Então, o que aconteceu com toda essa efervescência e entusiasmo, com toda a teoria de alto nível que estava sendo feita sob a bandeira do marxismo ocidental? É a coisa mais estranha, mas todos aqueles marxistas e neomarxistas inteligentes e importantes, que realizavam todo esse trabalho de alto nível, se tornaram liberais . Cada um dos teóricos no cerne do movimento do marxismo analítico – não apenas Cohen, mas também Philippe van Parijs, John Roemer, Allen Buchanan e Jon Elster – bem como herdeiros da Escola de Frankfurt como Habermas, acabaram abraçando alguma variante da visão que ficou conhecida como “igualitarismo liberal”. Claro, isso não foi uma capitulação ao “liberalismo clássico” antiquado do século 19, mas sim uma deserção para o estilo do liberalismo moderno que encontrou sua expressão canônica na obra de John Rawls.
Se alguém quisesse abordar o assunto de forma polêmica, poderia dizer que os marxistas “sem rodeios”, depois de terem removido toda a baboseira do marxismo, descobriram que não restava nada além do liberalismo.
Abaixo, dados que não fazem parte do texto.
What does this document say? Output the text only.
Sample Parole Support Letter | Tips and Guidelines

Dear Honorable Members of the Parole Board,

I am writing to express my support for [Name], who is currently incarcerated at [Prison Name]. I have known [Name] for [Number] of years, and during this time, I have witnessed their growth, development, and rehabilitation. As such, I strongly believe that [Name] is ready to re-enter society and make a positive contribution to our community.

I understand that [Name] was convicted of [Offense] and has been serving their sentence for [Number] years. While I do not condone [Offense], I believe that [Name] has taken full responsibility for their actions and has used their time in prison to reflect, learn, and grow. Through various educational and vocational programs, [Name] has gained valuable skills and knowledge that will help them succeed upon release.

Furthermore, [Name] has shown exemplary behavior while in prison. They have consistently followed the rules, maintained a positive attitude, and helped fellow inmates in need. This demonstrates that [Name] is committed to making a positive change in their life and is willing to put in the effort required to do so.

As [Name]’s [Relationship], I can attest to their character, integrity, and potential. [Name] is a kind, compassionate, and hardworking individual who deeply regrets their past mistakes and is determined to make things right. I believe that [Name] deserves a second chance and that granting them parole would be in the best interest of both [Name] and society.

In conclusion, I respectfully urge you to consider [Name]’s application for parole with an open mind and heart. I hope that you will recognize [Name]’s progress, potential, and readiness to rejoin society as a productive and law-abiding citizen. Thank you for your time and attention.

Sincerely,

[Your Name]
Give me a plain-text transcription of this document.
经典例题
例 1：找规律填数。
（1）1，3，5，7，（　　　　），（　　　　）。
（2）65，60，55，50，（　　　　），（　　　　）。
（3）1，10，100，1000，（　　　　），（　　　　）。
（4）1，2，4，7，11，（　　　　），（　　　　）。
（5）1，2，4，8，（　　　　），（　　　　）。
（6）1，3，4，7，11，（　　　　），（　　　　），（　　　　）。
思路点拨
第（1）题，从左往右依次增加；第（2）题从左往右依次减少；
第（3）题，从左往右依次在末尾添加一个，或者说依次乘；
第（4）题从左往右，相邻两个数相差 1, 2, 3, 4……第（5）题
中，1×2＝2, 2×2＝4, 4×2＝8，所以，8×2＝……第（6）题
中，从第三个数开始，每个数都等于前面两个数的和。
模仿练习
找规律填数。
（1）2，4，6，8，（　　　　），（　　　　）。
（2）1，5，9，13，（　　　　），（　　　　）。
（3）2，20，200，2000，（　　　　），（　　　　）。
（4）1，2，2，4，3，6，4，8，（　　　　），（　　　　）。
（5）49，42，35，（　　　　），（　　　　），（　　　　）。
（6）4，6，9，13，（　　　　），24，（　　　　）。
Isso não é totalmente correto, porém, porque o que eles realmente descobriram foi que o novo liberalismo modernizado e revigorado, proposto por Rawls, era expressiva e retoricamente superior ao marxismo reconstruído que eles vinham tentando defender. Então, eles mudaram de lado (às vezes com alarde, mais frequentemente sem).
Às vezes, ministro um seminário no qual lemos os três livros que Rawls publicou durante sua vida. Sempre começo alertando os alunos de que o maior desafio na leitura da obra de Rawls é descobrir por que ela é tão importante – porque parece incrivelmente tediosa (comum, básica, etc.). Minha melhor sugestão para superar esse desafio, ao ler Uma Teoria da Justiça , é começar a leitura pensando “este é o livro que matou o marxismo ocidental” e, então, concentrar-se em descobrir como ele conseguiu fazer isso. (O fato de Rawls nunca ter criticado Marx diretamente aumenta o mistério.)
Para resumir essa longa história, é preciso começar pela maior mentira do marxismo tradicional. Marx sempre insistiu que a principal diferença entre sua visão e a dos “socialistas utópicos” era que ele não estava envolvido em nenhum tipo de crítica moral ao sistema capitalista, nem afirmava que o capitalismo era injusto. Ele estava simplesmente prevendo a queda do sistema capitalista, com base em sua compreensão científica das leis do desenvolvimento histórico. Assim, por exemplo, seu uso do termo “exploração” não tinha a intenção de implicar qualquer tipo de condenação moral; era meramente um termo técnico usado para descrever a extração de mais-valia do trabalho.
Isso era obviamente uma grande mentira – aliás, em vários momentos em que Marx faz essa afirmação, ele soa como se estivesse, como dizem os britânicos, “tirando sarro”. Mesmo assim, os primeiros marxistas (e marxistas-leninistas) acharam útil manter essa afirmação por perto para evitar entrar em certas discussões que não queriam. Ao longo do século 20, porém, a afirmação tornou-se cada vez menos útil, porque as perspectivas de colapso do capitalismo passaram a parecer cada vez mais remotas. Mais importante ainda, os trabalhadores não ficaram “empobrecidos”, como Marx previu, mas sim experimentaram um forte crescimento salarial, de modo que, no início da década de 1970, não era óbvio para ninguém que os trabalhadores tivessem razões de interesse próprio para apoiar uma revolução socialista.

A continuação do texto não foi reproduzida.